WHY? Looks. Noise. Performance. Why does any motorcycle owner switch to an aftermarket exhaust? I'm pretty well satisfied with the looks, sound and performance of the stock pipes on my V-Strom 1000 so I elected to leave it alone; when I purchased the Wee-Strom, however, it sported a nice, shiny Staintune muffler. I have used this Australian-made exhaust on a Honda ST1300 and was really impressed by its quality; the muffler on the DL650 looked equally nice. You can find Staintune pipes directly from the manufacturer or from aftermarket suppliers such as Motorsports Network for about $440.

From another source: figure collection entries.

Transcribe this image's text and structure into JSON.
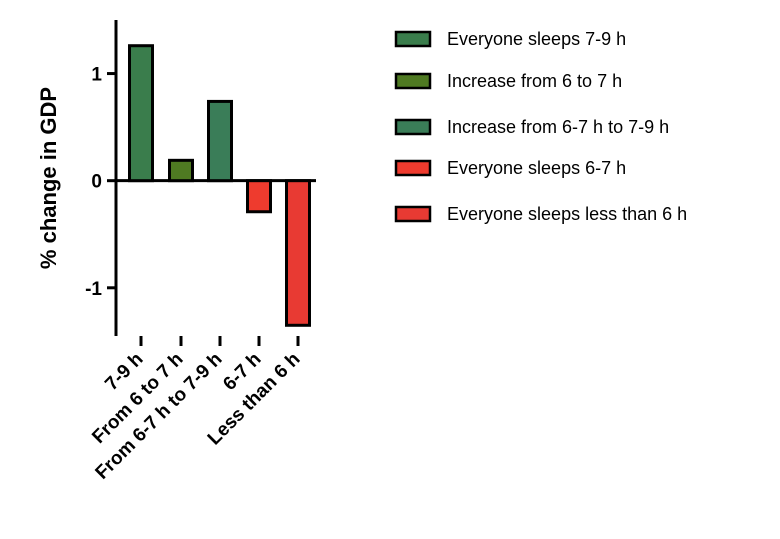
{
  "chart_data": {
    "type": "bar",
    "title": "",
    "xlabel": "",
    "ylabel": "% change in GDP",
    "ylim": [
      -1.45,
      1.5
    ],
    "yticks": [
      -1,
      0,
      1
    ],
    "ytick_labels": [
      "-1",
      "0",
      "1"
    ],
    "categories": [
      "7-9 h",
      "From 6 to 7 h",
      "From 6-7 h to 7-9 h",
      "6-7 h",
      "Less than 6 h"
    ],
    "values": [
      1.26,
      0.19,
      0.74,
      -0.29,
      -1.35
    ],
    "colors": [
      "#3a7d4c",
      "#4f7a22",
      "#3a7d58",
      "#ee3b2e",
      "#e83a33"
    ],
    "grid": false,
    "legend": {
      "placement": "right",
      "entries": [
        {
          "label": "Everyone sleeps 7-9 h",
          "color": "#3a7d4c"
        },
        {
          "label": "Increase from 6 to 7 h",
          "color": "#4f7a22"
        },
        {
          "label": "Increase from 6-7 h to 7-9 h",
          "color": "#3a7d58"
        },
        {
          "label": "Everyone sleeps 6-7 h",
          "color": "#ee3b2e"
        },
        {
          "label": "Everyone sleeps less than 6 h",
          "color": "#e83a33"
        }
      ]
    }
  }
}
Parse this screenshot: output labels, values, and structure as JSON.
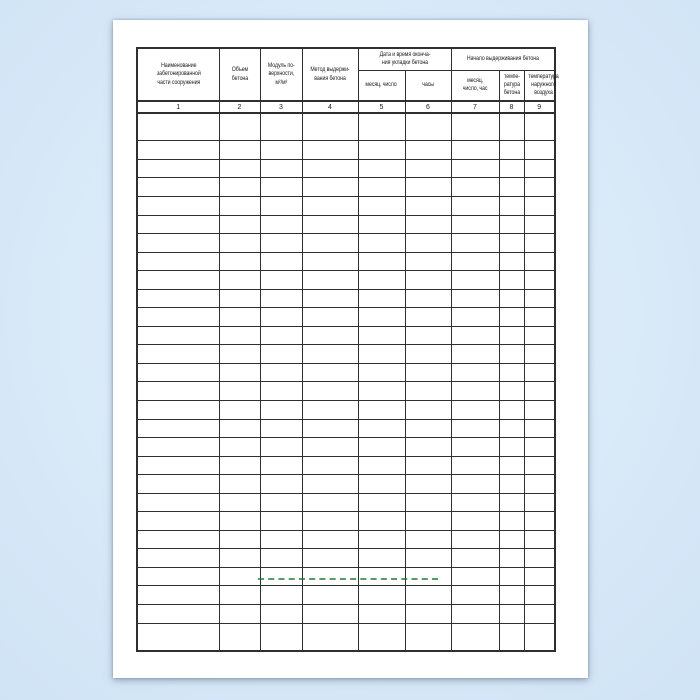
{
  "page": {
    "background": "#d2e5f6",
    "background_light": "#e4f1fc",
    "background_dark": "#c3d9ee",
    "paper": "#ffffff",
    "grid_color": "#2f2f2f",
    "text_color": "#1b1b1b"
  },
  "table": {
    "group_date": {
      "label": "Дата и время оконча-\nния укладки бетона"
    },
    "group_curing": {
      "label": "Начало выдерживания бетона"
    },
    "columns": [
      {
        "num": "1",
        "label": "Наименование\nзабетонированной\nчасти сооружения"
      },
      {
        "num": "2",
        "label": "Объем\nбетона"
      },
      {
        "num": "3",
        "label": "Модуль по-\nверхности,\nм²/м³"
      },
      {
        "num": "4",
        "label": "Метод выдержи-\nвания бетона"
      },
      {
        "num": "5",
        "label": "месяц, число"
      },
      {
        "num": "6",
        "label": "часы"
      },
      {
        "num": "7",
        "label": "месяц,\nчисло, час"
      },
      {
        "num": "8",
        "label": "темпе-\nратура\nбетона"
      },
      {
        "num": "9",
        "label": "температура\nнаружного\nвоздуха"
      }
    ],
    "empty_rows": 28
  },
  "watermark": {
    "color": "#1e7a33"
  }
}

INSTALLATION. Although I didn't install this muffler it looks like a pretty easy job--it simply slips on to the stock exhaust pipe and clamps into place. Like other Staintune exhausts, this one came with a restrictor pipe that slips into the muffler outlet and further muffler the sound. Want a little more noise? Simply loosen the allen-head set screw and slip the restrictor from the muffler outlet.
RESULTS. It's hard to dislike the appearance of this exhaust--it's a nice-looking piece of equipment, and the lines integrate well with the rest of the bike. With the restrictor in place the volume level is very quiet--only slightly louder than the stock pipe. Remove the restrictor and the sound is more aggressive; on acceleration it emits a nice snarl without being obnoxious (at least to this old man's ears anyway). You'll generally not get much of a performance increase with a simple muffler switch, so I wouldn't anticipate that the new unit provided much in the way of horsepower increase.
Worth the money? Not for me. It's a nice-looking exhaust, and the construction is absolutely first-rate; this stainless muffler should last a long time--it's just not enough of an improvement to justify its cost. I can think of many better ways to spend over $400 on this bike.